Shadow Banks, Shadow Economies

Like it or not, currency systems have long been part of civilization. The types of currency range from gold and silver coins to fiat paper bills to digital, decentralized algorithms. What a proper currency allows an individual to do is have a common method for acquiring the services of goods and services. Barter systems were out-competed by currency in the richest countries, although barter returns after disasters and in the informal economy.

Even the most basic barter system allows one to engage in economic activity. Thus, price discovery, or the ability to accurately determine the cost of a product or service, is a precondition for a vibrant economy. Instead, high frequency trading, short sales, and interest rate rigging reduce the foundation of capitalism to a rigged carnival game. This process has been ongoing for decades, and is unlikely to change, no matter what legislation gets passed (as loopholes can be added). Legal gray areas are often not a bug, but a feature of new laws.

In thriving economies, ecosystems, political, and agricultural systems, diversity is a sign of life. Thriving economies allow for plenty of competition, coexistence of large and small. Although some entities out-compete others, others can arise to fill the void. Thriving ecosystems, such as a forest or jungle, have more types of species than a lawn or parking lot. Thriving democracies have a variety of parties. While some parties may become the most common mainstream ones, it is not impossible for other groups to get elected. An agricultural situation with several types of crops (and multiple species of each) means that a drought or pest is unlikely to destroy all of them.

Instead, we face monoculture in all areas. Markets are rigged to benefit a few big firms. Ecosystems are disrupted at even the microscopic level. Electoral districts are gerrymandered to benefit parties and incumbents. Factory farming has replaced conventional farming as a source of food production. The problem with monoculture is that catastrophic failures become all the larger, as they are inherently brittle.
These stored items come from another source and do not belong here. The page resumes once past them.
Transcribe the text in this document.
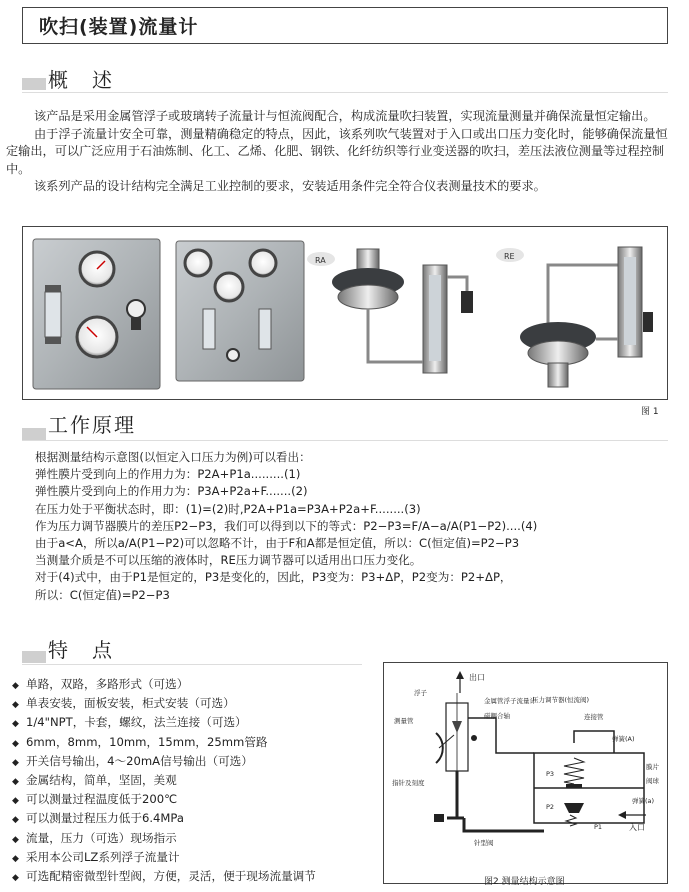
吹扫(装置)流量计
概　述

该产品是采用金属管浮子或玻璃转子流量计与恒流阀配合，构成流量吹扫装置，实现流量测量并确保流量恒定输出。

由于浮子流量计安全可靠，测量精确稳定的特点，因此，该系列吹气装置对于入口或出口压力变化时，能够确保流量恒定输出，可以广泛应用于石油炼制、化工、乙烯、化肥、钢铁、化纤纺织等行业变送器的吹扫，差压法液位测量等过程控制中。

该系列产品的设计结构完全满足工业控制的要求，安装适用条件完全符合仪表测量技术的要求。

RA	RE
图 1
工作原理

根据测量结构示意图(以恒定入口压力为例)可以看出：

弹性膜片受到向上的作用力为：P2A+P1a.........(1)

弹性膜片受到向上的作用力为：P3A+P2a+F.......(2)

在压力处于平衡状态时，即：(1)=(2)时,P2A+P1a=P3A+P2a+F........(3)

作为压力调节器膜片的差压P2−P3，我们可以得到以下的等式：P2−P3=F/A−a/A(P1−P2)....(4)

由于a<A，所以a/A(P1−P2)可以忽略不计，由于F和A都是恒定值，所以：C(恒定值)=P2−P3

当测量介质是不可以压缩的液体时，RE压力调节器可以适用出口压力变化。

对于(4)式中，由于P1是恒定的，P3是变化的，因此，P3变为：P3+ΔP，P2变为：P2+ΔP，

所以：C(恒定值)=P2−P3

特　点

◆ 单路，双路，多路形式（可选）

◆ 单表安装，面板安装，柜式安装（可选）

◆ 1/4"NPT，卡套，螺纹，法兰连接（可选）

◆ 6mm，8mm，10mm，15mm，25mm管路

◆ 开关信号输出，4～20mA信号输出（可选）

◆ 金属结构，简单，坚固，美观

◆ 可以测量过程温度低于200℃

◆ 可以测量过程压力低于6.4MPa

◆ 流量，压力（可选）现场指示

◆ 采用本公司LZ系列浮子流量计

◆ 可选配精密微型针型阀，方便，灵活，便于现场流量调节

出口
浮子
金属管浮子流量计
压力调节器(恒流阀)
磁耦合轴	连接管
测量管
弹簧(A)
膜片
阀球
指针及刻度
P3
P2
P1
弹簧(a)
针型阀
入口
图2 测量结构示意图
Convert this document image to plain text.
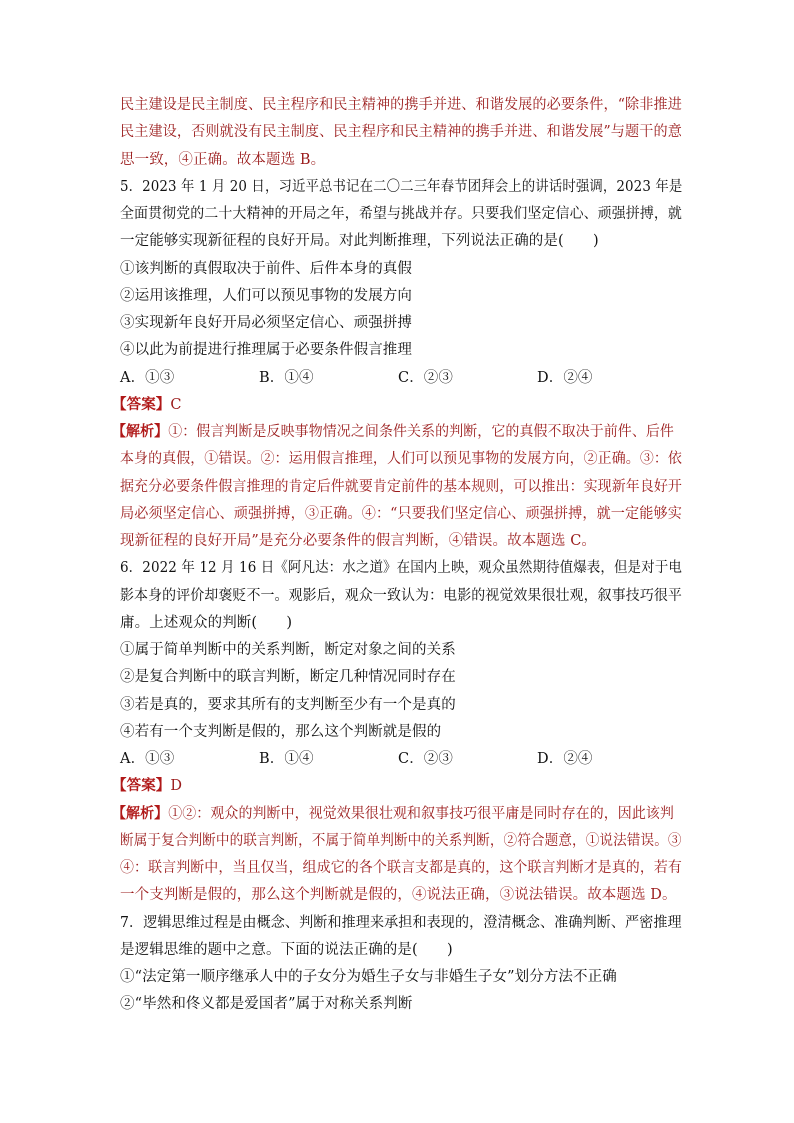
民主建设是民主制度、民主程序和民主精神的携手并进、和谐发展的必要条件，“除非推进
民主建设，否则就没有民主制度、民主程序和民主精神的携手并进、和谐发展”与题干的意
思一致，④正确。故本题选 B。
5．2023 年 1 月 20 日，习近平总书记在二〇二三年春节团拜会上的讲话时强调，2023 年是
全面贯彻党的二十大精神的开局之年，希望与挑战并存。只要我们坚定信心、顽强拼搏，就
一定能够实现新征程的良好开局。对此判断推理，下列说法正确的是(　　)
①该判断的真假取决于前件、后件本身的真假
②运用该推理，人们可以预见事物的发展方向
③实现新年良好开局必须坚定信心、顽强拼搏
④以此为前提进行推理属于必要条件假言推理
A．①③	B．①④	C．②③	D．②④
【答案】C
【解析】①：假言判断是反映事物情况之间条件关系的判断，它的真假不取决于前件、后件
本身的真假，①错误。②：运用假言推理，人们可以预见事物的发展方向，②正确。③：依
据充分必要条件假言推理的肯定后件就要肯定前件的基本规则，可以推出：实现新年良好开
局必须坚定信心、顽强拼搏，③正确。④：“只要我们坚定信心、顽强拼搏，就一定能够实
现新征程的良好开局”是充分必要条件的假言判断，④错误。故本题选 C。
6．2022 年 12 月 16 日《阿凡达：水之道》在国内上映，观众虽然期待值爆表，但是对于电
影本身的评价却褒贬不一。观影后，观众一致认为：电影的视觉效果很壮观，叙事技巧很平
庸。上述观众的判断(　　)
①属于简单判断中的关系判断，断定对象之间的关系
②是复合判断中的联言判断，断定几种情况同时存在
③若是真的，要求其所有的支判断至少有一个是真的
④若有一个支判断是假的，那么这个判断就是假的
A．①③	B．①④	C．②③	D．②④
【答案】D
【解析】①②：观众的判断中，视觉效果很壮观和叙事技巧很平庸是同时存在的，因此该判
断属于复合判断中的联言判断，不属于简单判断中的关系判断，②符合题意，①说法错误。③
④：联言判断中，当且仅当，组成它的各个联言支都是真的，这个联言判断才是真的，若有
一个支判断是假的，那么这个判断就是假的，④说法正确，③说法错误。故本题选 D。
7．逻辑思维过程是由概念、判断和推理来承担和表现的，澄清概念、准确判断、严密推理
是逻辑思维的题中之意。下面的说法正确的是(　　)
①“法定第一顺序继承人中的子女分为婚生子女与非婚生子女”划分方法不正确
②“毕然和佟义都是爱国者”属于对称关系判断
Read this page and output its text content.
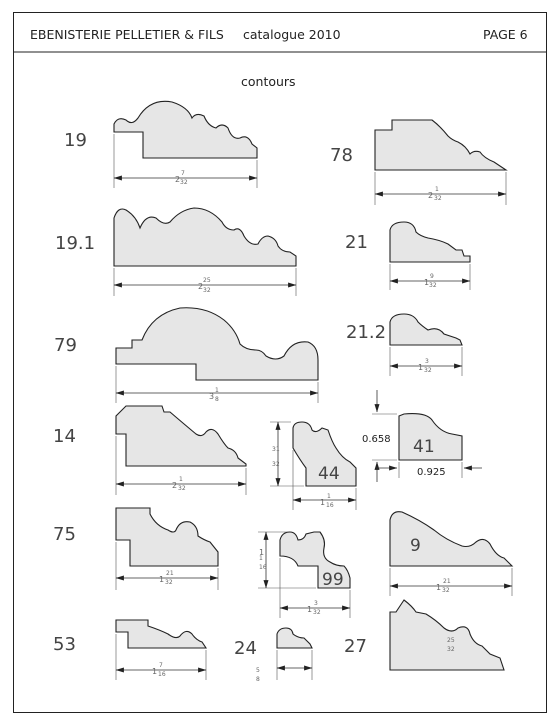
EBENISTERIE PELLETIER & FILS catalogue 2010	PAGE 6
contours
19
2
7
32
78
2
1
32
19.1
2
25
32
21
1
9
32
79
3
1
8
21.2
1
3
32
14
2
1
32
44
31
32
1
1
16
41
0.658
0.925
75
1
21
32	99
1
1
16
1
3
32
9
1
21
32
53
1
7
16
24
5
8
27	25
32
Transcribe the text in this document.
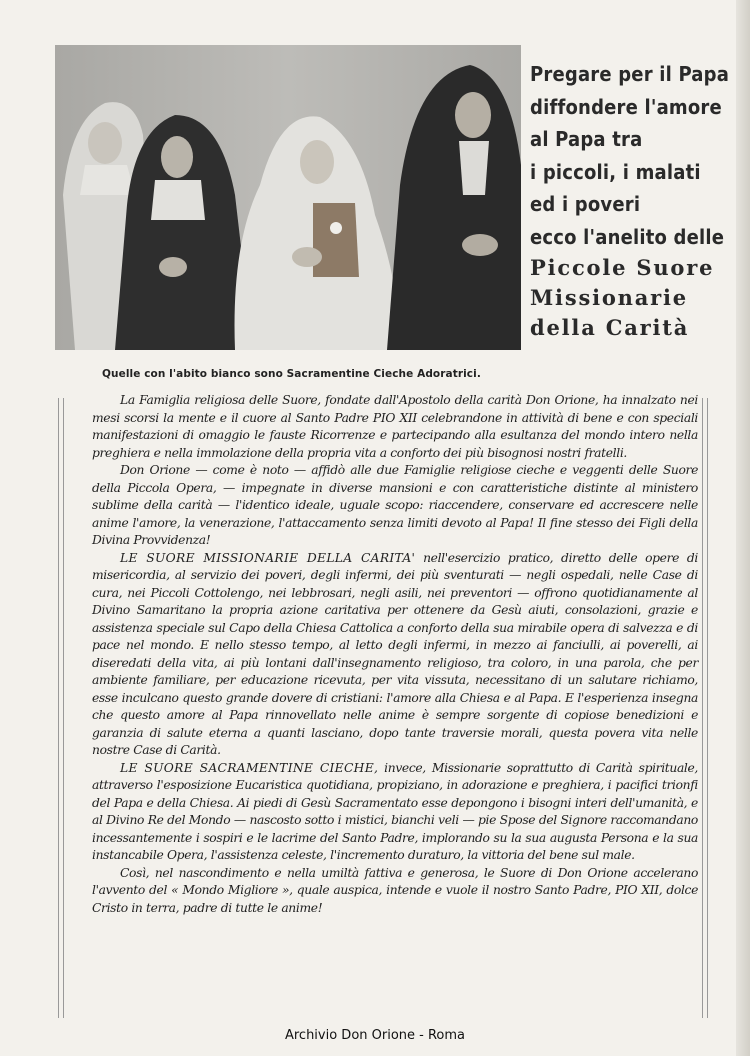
Pregare per il Papa
diffondere l'amore
al Papa tra
i piccoli, i malati
ed i poveri
ecco l'anelito delle
Piccole Suore
Missionarie
della Carità

Quelle con l'abito bianco sono Sacramentine Cieche Adoratrici.

La Famiglia religiosa delle Suore, fondate dall'Apostolo della carità Don Orione, ha innalzato nei mesi scorsi la mente e il cuore al Santo Padre PIO XII celebrandone in attività di bene e con speciali manifestazioni di omaggio le fauste Ricorrenze e partecipando alla esultanza del mondo intero nella preghiera e nella immolazione della propria vita a conforto dei più bisognosi nostri fratelli.

Don Orione — come è noto — affidò alle due Famiglie religiose cieche e veggenti delle Suore della Piccola Opera, — impegnate in diverse mansioni e con caratteristiche distinte al ministero sublime della carità — l'identico ideale, uguale scopo: riaccendere, conservare ed accrescere nelle anime l'amore, la venerazione, l'attaccamento senza limiti devoto al Papa! Il fine stesso dei Figli della Divina Provvidenza!

LE SUORE MISSIONARIE DELLA CARITA' nell'esercizio pratico, diretto delle opere di misericordia, al servizio dei poveri, degli infermi, dei più sventurati — negli ospedali, nelle Case di cura, nei Piccoli Cottolengo, nei lebbrosari, negli asili, nei preventori — offrono quotidianamente al Divino Samaritano la propria azione caritativa per ottenere da Gesù aiuti, consolazioni, grazie e assistenza speciale sul Capo della Chiesa Cattolica a conforto della sua mirabile opera di salvezza e di pace nel mondo. E nello stesso tempo, al letto degli infermi, in mezzo ai fanciulli, ai poverelli, ai diseredati della vita, ai più lontani dall'insegnamento religioso, tra coloro, in una parola, che per ambiente familiare, per educazione ricevuta, per vita vissuta, necessitano di un salutare richiamo, esse inculcano questo grande dovere di cristiani: l'amore alla Chiesa e al Papa. E l'esperienza insegna che questo amore al Papa rinnovellato nelle anime è sempre sorgente di copiose benedizioni e garanzia di salute eterna a quanti lasciano, dopo tante traversie morali, questa povera vita nelle nostre Case di Carità.

LE SUORE SACRAMENTINE CIECHE, invece, Missionarie soprattutto di Carità spirituale, attraverso l'esposizione Eucaristica quotidiana, propiziano, in adorazione e preghiera, i pacifici trionfi del Papa e della Chiesa. Ai piedi di Gesù Sacramentato esse depongono i bisogni interi dell'umanità, e al Divino Re del Mondo — nascosto sotto i mistici, bianchi veli — pie Spose del Signore raccomandano incessantemente i sospiri e le lacrime del Santo Padre, implorando su la sua augusta Persona e la sua instancabile Opera, l'assistenza celeste, l'incremento duraturo, la vittoria del bene sul male.

Così, nel nascondimento e nella umiltà fattiva e generosa, le Suore di Don Orione accelerano l'avvento del « Mondo Migliore », quale auspica, intende e vuole il nostro Santo Padre, PIO XII, dolce Cristo in terra, padre di tutte le anime!

Archivio Don Orione - Roma
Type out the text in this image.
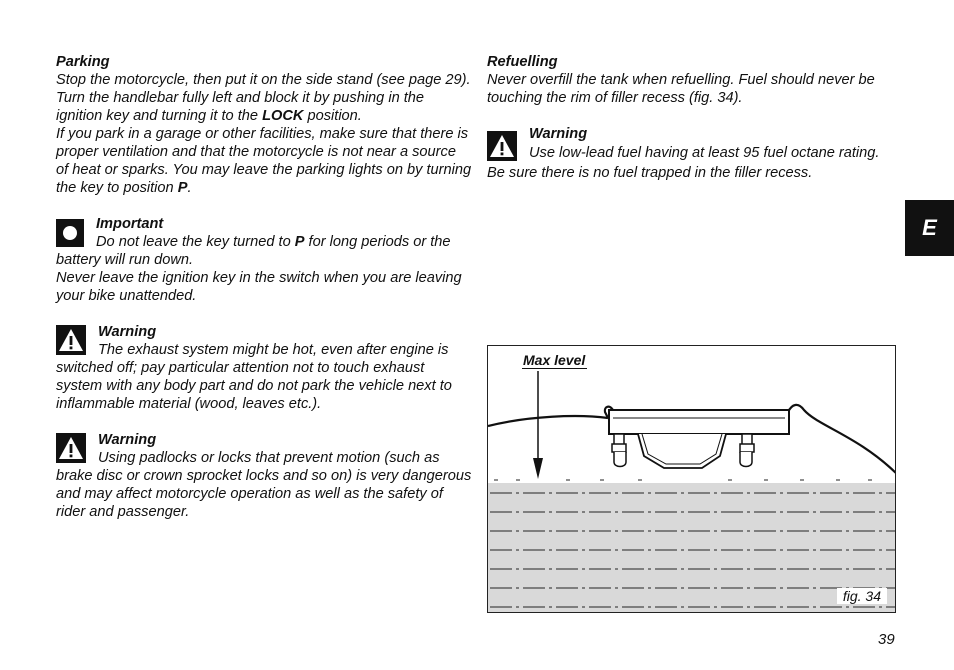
Parking

Stop the motorcycle, then put it on the side stand (see page 29).

Turn the handlebar fully left and block it by pushing in the ignition key and turning it to the LOCK position.

If you park in a garage or other facilities, make sure that there is proper ventilation and that the motorcycle is not near a source of heat or sparks. You may leave the parking lights on by turning the key to position P.

Important

Do not leave the key turned to P for long periods or the battery will run down.

Never leave the ignition key in the switch when you are leaving your bike unattended.

Warning

The exhaust system might be hot, even after engine is switched off; pay particular attention not to touch exhaust system with any body part and do not park the vehicle next to inflammable material (wood, leaves etc.).

Warning

Using padlocks or locks that prevent motion (such as brake disc or crown sprocket locks and so on) is very dangerous and may affect motorcycle operation as well as the safety of rider and passenger.

Refuelling

Never overfill the tank when refuelling. Fuel should never be touching the rim of filler recess (fig. 34).

Warning

Use low-lead fuel having at least 95 fuel octane rating. Be sure there is no fuel trapped in the filler recess.

E
Max level
fig. 34
39
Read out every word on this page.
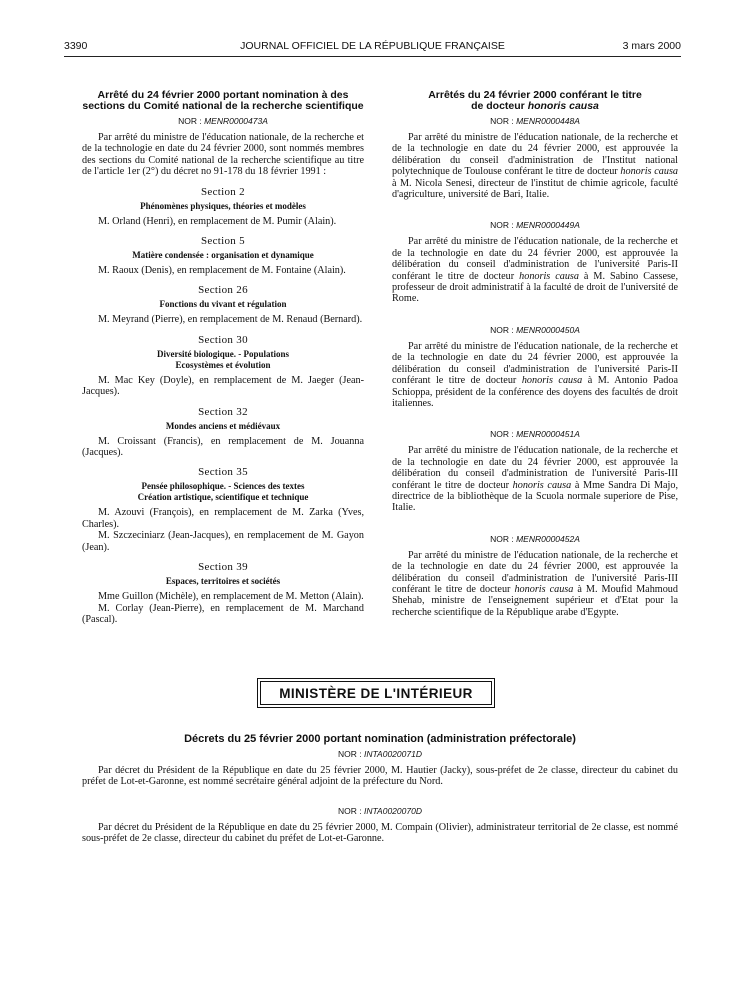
3390	JOURNAL OFFICIEL DE LA RÉPUBLIQUE FRANÇAISE	3 mars 2000
Arrêté du 24 février 2000 portant nomination à des sections du Comité national de la recherche scientifique
NOR : MENR0000473A

Par arrêté du ministre de l'éducation nationale, de la recherche et de la technologie en date du 24 février 2000, sont nommés membres des sections du Comité national de la recherche scientifique au titre de l'article 1er (2°) du décret no 91-178 du 18 février 1991 :

Section 2
Phénomènes physiques, théories et modèles

M. Orland (Henri), en remplacement de M. Pumir (Alain).

Section 5
Matière condensée : organisation et dynamique

M. Raoux (Denis), en remplacement de M. Fontaine (Alain).

Section 26
Fonctions du vivant et régulation

M. Meyrand (Pierre), en remplacement de M. Renaud (Bernard).

Section 30
Diversité biologique. - Populations
Ecosystèmes et évolution

M. Mac Key (Doyle), en remplacement de M. Jaeger (Jean-Jacques).

Section 32
Mondes anciens et médiévaux

M. Croissant (Francis), en remplacement de M. Jouanna (Jacques).

Section 35
Pensée philosophique. - Sciences des textes
Création artistique, scientifique et technique

M. Azouvi (François), en remplacement de M. Zarka (Yves, Charles).

M. Szczeciniarz (Jean-Jacques), en remplacement de M. Gayon (Jean).

Section 39
Espaces, territoires et sociétés

Mme Guillon (Michèle), en remplacement de M. Metton (Alain).

M. Corlay (Jean-Pierre), en remplacement de M. Marchand (Pascal).

Arrêtés du 24 février 2000 conférant le titre
de docteur honoris causa
NOR : MENR0000448A

Par arrêté du ministre de l'éducation nationale, de la recherche et de la technologie en date du 24 février 2000, est approuvée la délibération du conseil d'administration de l'Institut national polytechnique de Toulouse conférant le titre de docteur honoris causa à M. Nicola Senesi, directeur de l'institut de chimie agricole, faculté d'agriculture, université de Bari, Italie.

NOR : MENR0000449A

Par arrêté du ministre de l'éducation nationale, de la recherche et de la technologie en date du 24 février 2000, est approuvée la délibération du conseil d'administration de l'université Paris-II conférant le titre de docteur honoris causa à M. Sabino Cassese, professeur de droit administratif à la faculté de droit de l'université de Rome.

NOR : MENR0000450A

Par arrêté du ministre de l'éducation nationale, de la recherche et de la technologie en date du 24 février 2000, est approuvée la délibération du conseil d'administration de l'université Paris-II conférant le titre de docteur honoris causa à M. Antonio Padoa Schioppa, président de la conférence des doyens des facultés de droit italiennes.

NOR : MENR0000451A

Par arrêté du ministre de l'éducation nationale, de la recherche et de la technologie en date du 24 février 2000, est approuvée la délibération du conseil d'administration de l'université Paris-III conférant le titre de docteur honoris causa à Mme Sandra Di Majo, directrice de la bibliothèque de la Scuola normale superiore de Pise, Italie.

NOR : MENR0000452A

Par arrêté du ministre de l'éducation nationale, de la recherche et de la technologie en date du 24 février 2000, est approuvée la délibération du conseil d'administration de l'université Paris-III conférant le titre de docteur honoris causa à M. Moufid Mahmoud Shehab, ministre de l'enseignement supérieur et d'Etat pour la recherche scientifique de la République arabe d'Egypte.

MINISTÈRE DE L'INTÉRIEUR
Décrets du 25 février 2000 portant nomination (administration préfectorale)
NOR : INTA0020071D

Par décret du Président de la République en date du 25 février 2000, M. Hautier (Jacky), sous-préfet de 2e classe, directeur du cabinet du préfet de Lot-et-Garonne, est nommé secrétaire général adjoint de la préfecture du Nord.

NOR : INTA0020070D

Par décret du Président de la République en date du 25 février 2000, M. Compain (Olivier), administrateur territorial de 2e classe, est nommé sous-préfet de 2e classe, directeur du cabinet du préfet de Lot-et-Garonne.
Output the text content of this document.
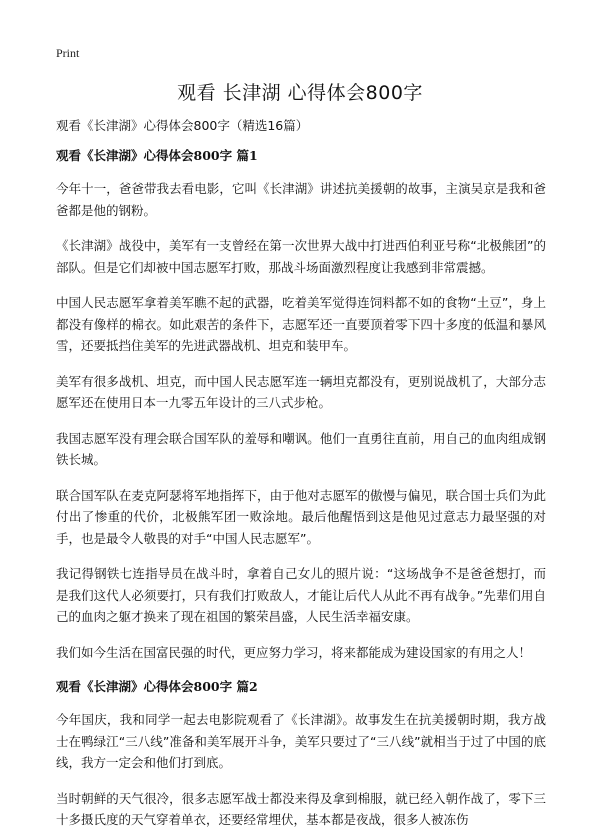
Print
观看 长津湖 心得体会800字
观看《长津湖》心得体会800字（精选16篇）
观看《长津湖》心得体会800字 篇1

今年十一，爸爸带我去看电影，它叫《长津湖》讲述抗美援朝的故事，主演吴京是我和爸爸都是他的钢粉。

《长津湖》战役中，美军有一支曾经在第一次世界大战中打进西伯利亚号称“北极熊团”的部队。但是它们却被中国志愿军打败，那战斗场面激烈程度让我感到非常震撼。

中国人民志愿军拿着美军瞧不起的武器，吃着美军觉得连饲料都不如的食物“土豆”，身上都没有像样的棉衣。如此艰苦的条件下，志愿军还一直要顶着零下四十多度的低温和暴风雪，还要抵挡住美军的先进武器战机、坦克和装甲车。

美军有很多战机、坦克，而中国人民志愿军连一辆坦克都没有，更别说战机了，大部分志愿军还在使用日本一九零五年设计的三八式步枪。

我国志愿军没有理会联合国军队的羞辱和嘲讽。他们一直勇往直前，用自己的血肉组成钢铁长城。

联合国军队在麦克阿瑟将军地指挥下，由于他对志愿军的傲慢与偏见，联合国士兵们为此付出了惨重的代价，北极熊军团一败涂地。最后他醒悟到这是他见过意志力最坚强的对手，也是最令人敬畏的对手“中国人民志愿军”。

我记得钢铁七连指导员在战斗时，拿着自己女儿的照片说：“这场战争不是爸爸想打，而是我们这代人必须要打，只有我们打败敌人，才能让后代人从此不再有战争。”先辈们用自己的血肉之躯才换来了现在祖国的繁荣昌盛，人民生活幸福安康。

我们如今生活在国富民强的时代，更应努力学习，将来都能成为建设国家的有用之人！

观看《长津湖》心得体会800字 篇2

今年国庆，我和同学一起去电影院观看了《长津湖》。故事发生在抗美援朝时期，我方战士在鸭绿江“三八线”准备和美军展开斗争，美军只要过了“三八线”就相当于过了中国的底线，我方一定会和他们打到底。

当时朝鲜的天气很冷，很多志愿军战士都没来得及拿到棉服，就已经入朝作战了，零下三十多摄氏度的天气穿着单衣，还要经常埋伏，基本都是夜战，很多人被冻伤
As these systems fail, others arise outside of the existing legal and political framework. This "black market," informal economic sector is today called System D, as discussed before. As things are banned by increasingly corrupt governments, System D is poised to grow. Furthermore, System D itself is the future of many "legit" firms. The "shadow banking" system comprises the majority of the world's currency reserves, existing in legal limbo in offshore accounts. Somehow, multiple times the planet's GDP in debt was wasted and frittered into this black hole. As something new arises, Ragnarok style, the darkness will turn into the new system.